When you manage a construction or other type of crew, you know that worker safety should be most important to everyone on the jobsite. When working near roads, safety becomes even more of a challenge. There may be legal requirements and guidelines you should follow for marking off the street and even for marking off your jobsite, but as a manager you may want to go above and beyond the minimum requirements in order to keep your crew safe. Consider how to do this.
1. Add expandable barriers
Expandable barriers from places like MS Unlimited fold out and provide a fence of sort around your workers. Because it's easy for a construction crew to get distracted when on the job, this type of barrier can keep them from getting too close to a road or other hazards simply because they aren't paying attention as they move around. An expandable barrier then also allows for access to these areas when needed, without having to take down the barrier itself. Use these around holes that have been dug, any type of element that juts up from the ground such as sewer caps, or simply between workers and the road.
2. Add convex mirrors to barriers
For another layer of security around the jobsite, consider adding convex mirrors to those barriers. These can allow your workers to see if cars are coming their way, if someone is getting too close with a backhoe, and so on. The more mirrors you have, the greater worker safety and since these can easily be attached and then taken down from barriers, there's no reason to not have them available on the jobsite.

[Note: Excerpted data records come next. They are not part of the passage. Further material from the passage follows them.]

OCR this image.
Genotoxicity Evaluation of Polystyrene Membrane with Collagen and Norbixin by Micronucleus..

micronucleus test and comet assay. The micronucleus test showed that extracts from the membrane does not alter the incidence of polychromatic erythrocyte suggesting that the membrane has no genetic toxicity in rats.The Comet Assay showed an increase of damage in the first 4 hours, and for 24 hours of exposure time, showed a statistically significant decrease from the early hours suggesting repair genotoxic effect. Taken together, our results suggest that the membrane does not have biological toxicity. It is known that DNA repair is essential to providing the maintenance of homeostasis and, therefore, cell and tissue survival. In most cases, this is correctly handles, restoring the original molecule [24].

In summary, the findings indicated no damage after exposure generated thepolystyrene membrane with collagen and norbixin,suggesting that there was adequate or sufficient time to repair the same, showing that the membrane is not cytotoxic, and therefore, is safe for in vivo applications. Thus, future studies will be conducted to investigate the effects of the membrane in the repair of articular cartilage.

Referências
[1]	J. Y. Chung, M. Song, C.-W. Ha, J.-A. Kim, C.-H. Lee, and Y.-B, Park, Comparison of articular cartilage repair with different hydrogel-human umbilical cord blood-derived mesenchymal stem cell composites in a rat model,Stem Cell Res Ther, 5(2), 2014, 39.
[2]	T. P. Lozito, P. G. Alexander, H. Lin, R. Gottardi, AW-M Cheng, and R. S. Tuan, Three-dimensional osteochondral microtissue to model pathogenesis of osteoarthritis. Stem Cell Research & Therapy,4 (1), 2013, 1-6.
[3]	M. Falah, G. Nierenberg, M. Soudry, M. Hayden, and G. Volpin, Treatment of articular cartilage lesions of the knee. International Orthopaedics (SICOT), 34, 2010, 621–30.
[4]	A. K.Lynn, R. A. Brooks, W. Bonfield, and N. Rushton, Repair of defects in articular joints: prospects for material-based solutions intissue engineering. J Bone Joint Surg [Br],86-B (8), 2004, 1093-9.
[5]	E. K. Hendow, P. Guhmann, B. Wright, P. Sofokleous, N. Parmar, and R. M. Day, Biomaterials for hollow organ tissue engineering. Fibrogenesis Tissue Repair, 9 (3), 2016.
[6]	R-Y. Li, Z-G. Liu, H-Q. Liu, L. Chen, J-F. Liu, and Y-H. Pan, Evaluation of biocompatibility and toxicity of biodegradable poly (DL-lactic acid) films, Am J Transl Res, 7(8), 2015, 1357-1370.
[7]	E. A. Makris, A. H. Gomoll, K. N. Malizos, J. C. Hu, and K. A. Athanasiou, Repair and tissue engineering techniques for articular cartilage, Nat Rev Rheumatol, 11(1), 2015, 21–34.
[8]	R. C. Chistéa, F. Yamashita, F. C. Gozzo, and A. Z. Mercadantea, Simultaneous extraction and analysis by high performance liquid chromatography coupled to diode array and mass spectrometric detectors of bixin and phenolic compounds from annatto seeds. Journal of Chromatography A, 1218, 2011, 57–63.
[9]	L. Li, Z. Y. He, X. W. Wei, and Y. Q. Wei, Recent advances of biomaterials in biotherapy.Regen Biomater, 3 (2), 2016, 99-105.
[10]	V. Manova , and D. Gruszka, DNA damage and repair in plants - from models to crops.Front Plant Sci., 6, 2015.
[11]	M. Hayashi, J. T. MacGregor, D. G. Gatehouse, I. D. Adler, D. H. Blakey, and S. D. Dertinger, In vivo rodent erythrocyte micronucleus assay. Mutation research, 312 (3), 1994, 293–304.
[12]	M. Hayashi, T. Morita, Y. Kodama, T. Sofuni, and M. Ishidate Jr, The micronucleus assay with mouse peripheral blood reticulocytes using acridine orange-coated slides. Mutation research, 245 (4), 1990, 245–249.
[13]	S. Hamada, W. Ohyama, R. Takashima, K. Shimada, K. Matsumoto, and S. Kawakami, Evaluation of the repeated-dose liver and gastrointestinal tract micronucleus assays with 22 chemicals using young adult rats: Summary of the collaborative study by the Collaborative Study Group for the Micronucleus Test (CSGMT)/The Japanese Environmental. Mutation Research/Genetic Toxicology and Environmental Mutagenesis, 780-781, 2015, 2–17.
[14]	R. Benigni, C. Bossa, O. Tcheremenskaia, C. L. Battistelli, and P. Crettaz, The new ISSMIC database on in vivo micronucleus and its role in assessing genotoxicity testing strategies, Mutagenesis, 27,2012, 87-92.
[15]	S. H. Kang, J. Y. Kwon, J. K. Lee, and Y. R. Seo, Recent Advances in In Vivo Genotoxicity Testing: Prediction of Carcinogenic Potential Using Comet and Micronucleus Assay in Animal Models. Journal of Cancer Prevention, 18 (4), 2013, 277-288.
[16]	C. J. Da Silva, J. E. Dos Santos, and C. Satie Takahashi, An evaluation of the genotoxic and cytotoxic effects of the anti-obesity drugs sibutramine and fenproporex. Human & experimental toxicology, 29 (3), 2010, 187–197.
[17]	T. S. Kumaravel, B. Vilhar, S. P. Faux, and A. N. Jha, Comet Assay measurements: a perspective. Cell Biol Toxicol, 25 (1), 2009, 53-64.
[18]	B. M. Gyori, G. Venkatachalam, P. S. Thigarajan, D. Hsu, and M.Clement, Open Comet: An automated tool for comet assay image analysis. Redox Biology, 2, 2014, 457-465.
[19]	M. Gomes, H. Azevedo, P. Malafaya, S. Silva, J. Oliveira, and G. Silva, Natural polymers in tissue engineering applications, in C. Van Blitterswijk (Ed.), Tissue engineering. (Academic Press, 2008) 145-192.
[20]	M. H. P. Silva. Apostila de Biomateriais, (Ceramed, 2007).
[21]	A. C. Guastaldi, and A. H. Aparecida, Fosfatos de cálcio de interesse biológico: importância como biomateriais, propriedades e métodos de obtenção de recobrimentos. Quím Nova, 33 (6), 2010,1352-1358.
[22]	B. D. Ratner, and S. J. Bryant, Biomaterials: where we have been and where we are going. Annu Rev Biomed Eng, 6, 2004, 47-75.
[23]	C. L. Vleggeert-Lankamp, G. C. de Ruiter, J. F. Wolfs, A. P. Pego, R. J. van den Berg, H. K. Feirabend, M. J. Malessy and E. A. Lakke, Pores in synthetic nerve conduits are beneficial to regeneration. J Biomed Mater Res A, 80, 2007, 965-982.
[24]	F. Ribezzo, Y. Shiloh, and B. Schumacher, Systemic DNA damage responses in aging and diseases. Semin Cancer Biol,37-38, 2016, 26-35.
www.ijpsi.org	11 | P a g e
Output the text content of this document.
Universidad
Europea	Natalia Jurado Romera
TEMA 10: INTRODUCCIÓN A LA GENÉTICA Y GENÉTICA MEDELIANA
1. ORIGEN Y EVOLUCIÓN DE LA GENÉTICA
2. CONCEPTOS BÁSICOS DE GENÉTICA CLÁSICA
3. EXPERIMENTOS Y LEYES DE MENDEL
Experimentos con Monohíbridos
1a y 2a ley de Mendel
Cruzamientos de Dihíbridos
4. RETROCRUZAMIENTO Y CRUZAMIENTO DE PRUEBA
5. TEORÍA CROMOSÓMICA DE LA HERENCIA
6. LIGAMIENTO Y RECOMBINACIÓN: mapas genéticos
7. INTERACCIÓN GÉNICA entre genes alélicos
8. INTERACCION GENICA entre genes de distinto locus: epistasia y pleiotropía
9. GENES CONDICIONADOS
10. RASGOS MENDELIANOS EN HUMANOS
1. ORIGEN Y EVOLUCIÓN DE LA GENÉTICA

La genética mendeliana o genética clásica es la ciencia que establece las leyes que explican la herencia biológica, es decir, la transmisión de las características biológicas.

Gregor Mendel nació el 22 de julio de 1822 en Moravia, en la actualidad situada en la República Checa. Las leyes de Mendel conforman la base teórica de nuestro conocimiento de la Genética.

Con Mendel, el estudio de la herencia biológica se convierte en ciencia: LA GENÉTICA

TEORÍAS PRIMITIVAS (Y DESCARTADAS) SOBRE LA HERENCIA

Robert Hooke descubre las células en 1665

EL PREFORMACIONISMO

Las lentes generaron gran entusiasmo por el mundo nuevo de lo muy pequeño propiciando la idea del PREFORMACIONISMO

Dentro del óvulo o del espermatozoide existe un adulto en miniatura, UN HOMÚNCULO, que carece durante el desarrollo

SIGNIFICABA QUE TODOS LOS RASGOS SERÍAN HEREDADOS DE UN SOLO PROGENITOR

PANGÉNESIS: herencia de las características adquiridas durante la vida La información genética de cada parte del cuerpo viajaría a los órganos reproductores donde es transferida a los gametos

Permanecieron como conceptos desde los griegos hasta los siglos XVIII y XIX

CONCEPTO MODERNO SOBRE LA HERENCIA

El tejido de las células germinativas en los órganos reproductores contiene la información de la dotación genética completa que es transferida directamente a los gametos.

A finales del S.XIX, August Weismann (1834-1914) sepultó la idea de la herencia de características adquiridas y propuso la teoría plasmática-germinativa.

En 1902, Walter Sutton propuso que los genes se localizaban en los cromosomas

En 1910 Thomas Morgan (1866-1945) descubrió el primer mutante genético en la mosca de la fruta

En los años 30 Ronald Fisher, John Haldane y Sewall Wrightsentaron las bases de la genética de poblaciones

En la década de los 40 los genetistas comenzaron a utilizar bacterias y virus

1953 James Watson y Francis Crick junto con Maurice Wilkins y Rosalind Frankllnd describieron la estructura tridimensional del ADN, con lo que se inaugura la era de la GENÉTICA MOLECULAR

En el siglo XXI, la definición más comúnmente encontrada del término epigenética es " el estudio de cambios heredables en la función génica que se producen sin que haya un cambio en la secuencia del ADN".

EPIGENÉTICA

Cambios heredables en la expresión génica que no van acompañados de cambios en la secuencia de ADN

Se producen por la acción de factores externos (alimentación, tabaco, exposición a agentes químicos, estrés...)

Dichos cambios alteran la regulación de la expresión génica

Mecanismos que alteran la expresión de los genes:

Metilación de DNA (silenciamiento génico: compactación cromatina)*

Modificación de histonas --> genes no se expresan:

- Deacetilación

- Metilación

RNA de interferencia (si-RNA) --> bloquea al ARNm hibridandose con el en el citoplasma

3. Use speed bumps on residential roads and in parking lots
To ensure that traffic slows down where your workers are present, put down temporary speed bumps. These can force cars to slow as they approach and if not, your workers will be alerted to them running over the bumps as they approach.
4. Post windsocks
A windsock can alert your workers to changes in weather so that they can make adjustments to their work quickly and easily. For example, if you have a backhoe that is approaching a trench from one side and the wind suddenly kicks up, it may be best for worker safety if the backhoe starts digging from the other direction. This will prevent dust and rocks from being directed at workers. With a windsock on your jobsite, an operator can know to make this adjustment as soon as possible.